Question

Illumina Chip-seq run failing Kmer content module in FastQC

0

Entering edit mode

10.1 years ago

James Ashmore ★ 3.5k

I have some Illumina data from a transcription factor Chip-seq study, both before and after quality trimming the sample fails the Kmer content module. Here is a graph of the distribution over read length: https://www.dropbox.com/s/vj7lqzb3ou6ycjn/Screenshot%20from%202014-10-17%2011%3A03%3A06.png?dl=0

note: I tried embedding the image but it won't show up in the preview

At first I thought it may be the binding motif for the transcription factor, however comparing the canonical binding motif to the consensus sequence made up of the kmers shows it is not. Any suggestions what these spikes are?
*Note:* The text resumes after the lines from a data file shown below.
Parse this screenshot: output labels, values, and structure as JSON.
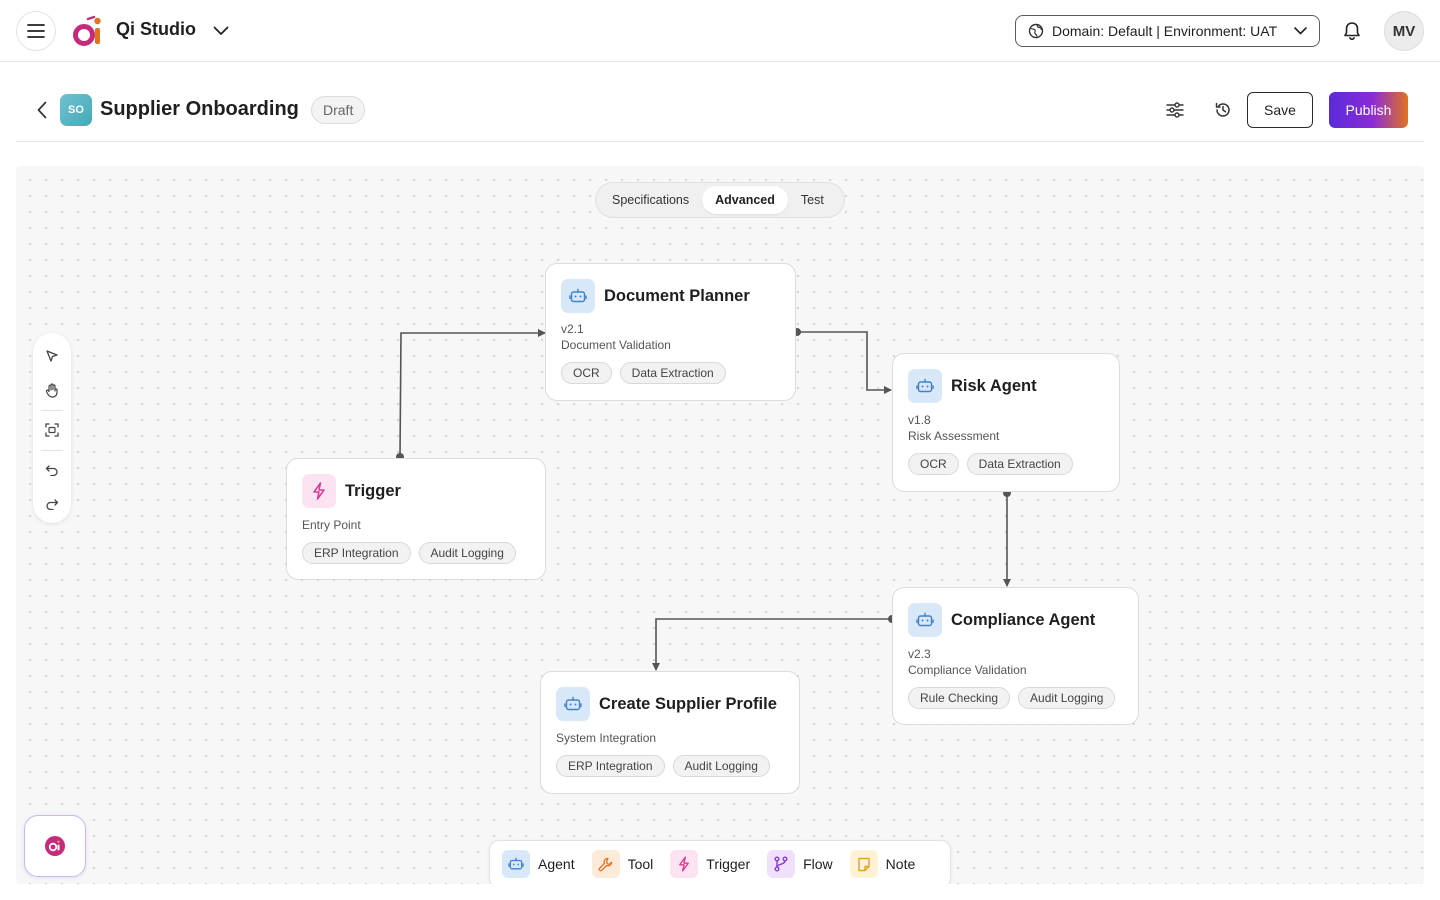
{
  "topbar": {
    "app_name": "Qi Studio",
    "environment_label": "Domain: Default | Environment: UAT",
    "user_initials": "MV"
  },
  "header": {
    "avatar_initials": "SO",
    "title": "Supplier Onboarding",
    "status_badge": "Draft",
    "save_label": "Save",
    "publish_label": "Publish"
  },
  "tabs": [
    {
      "label": "Specifications",
      "active": false
    },
    {
      "label": "Advanced",
      "active": true
    },
    {
      "label": "Test",
      "active": false
    }
  ],
  "nodes": {
    "document_planner": {
      "title": "Document Planner",
      "version": "v2.1",
      "subtitle": "Document Validation",
      "chips": [
        "OCR",
        "Data Extraction"
      ],
      "icon": "robot-icon"
    },
    "risk_agent": {
      "title": "Risk Agent",
      "version": "v1.8",
      "subtitle": "Risk Assessment",
      "chips": [
        "OCR",
        "Data Extraction"
      ],
      "icon": "robot-icon"
    },
    "trigger": {
      "title": "Trigger",
      "subtitle": "Entry Point",
      "chips": [
        "ERP Integration",
        "Audit Logging"
      ],
      "icon": "lightning-icon"
    },
    "compliance_agent": {
      "title": "Compliance Agent",
      "version": "v2.3",
      "subtitle": "Compliance Validation",
      "chips": [
        "Rule Checking",
        "Audit Logging"
      ],
      "icon": "robot-icon"
    },
    "create_supplier_profile": {
      "title": "Create Supplier Profile",
      "subtitle": "System Integration",
      "chips": [
        "ERP Integration",
        "Audit Logging"
      ],
      "icon": "robot-icon"
    }
  },
  "palette": [
    {
      "label": "Agent",
      "icon": "robot-icon"
    },
    {
      "label": "Tool",
      "icon": "wrench-icon"
    },
    {
      "label": "Trigger",
      "icon": "lightning-icon"
    },
    {
      "label": "Flow",
      "icon": "branch-icon"
    },
    {
      "label": "Note",
      "icon": "note-icon"
    }
  ],
  "colors": {
    "agent_icon_bg": "#d9e8f8",
    "agent_icon_fg": "#3f82c8",
    "trigger_icon_bg": "#fbe3f1",
    "trigger_icon_fg": "#d63b95",
    "tool_icon_fg": "#e0731f",
    "flow_icon_fg": "#8a3bd6",
    "note_icon_fg": "#e0a41f",
    "publish_gradient_start": "#5a2bd8",
    "publish_gradient_end": "#e0731f"
  }
}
ChIP-Seq FastQC • 4.4k views

ADD COMMENT • link updated 2.8 years ago by Ram 44k • written 10.1 years ago by James Ashmore ★ 3.5k

0

Entering edit mode

We do not have permission to open your URL.

ADD REPLY • link 10.1 years ago by Coryza ▴ 430

0

Entering edit mode

Updated with new link, should be visible now.

ADD REPLY • link 10.1 years ago by James Ashmore ★ 3.5k

0

Entering edit mode

I have this problem with one of my input samples - the IP samples will not yield any peaks if I use this input, but do when I used a different input. I will appreciate your feedback on how to filter this Kmer sequences

ADD REPLY • link 8.4 years ago by ATCG ▴ 400

Ram · Accepted Answer · 2014-10-17

4

Entering edit mode

10.1 years ago

Istvan Albert 102k

With this plot what you need to evaluate is the table under the plot. This will list the actual counts of observed enrichments. Often these counts are very low yet still come up as significant.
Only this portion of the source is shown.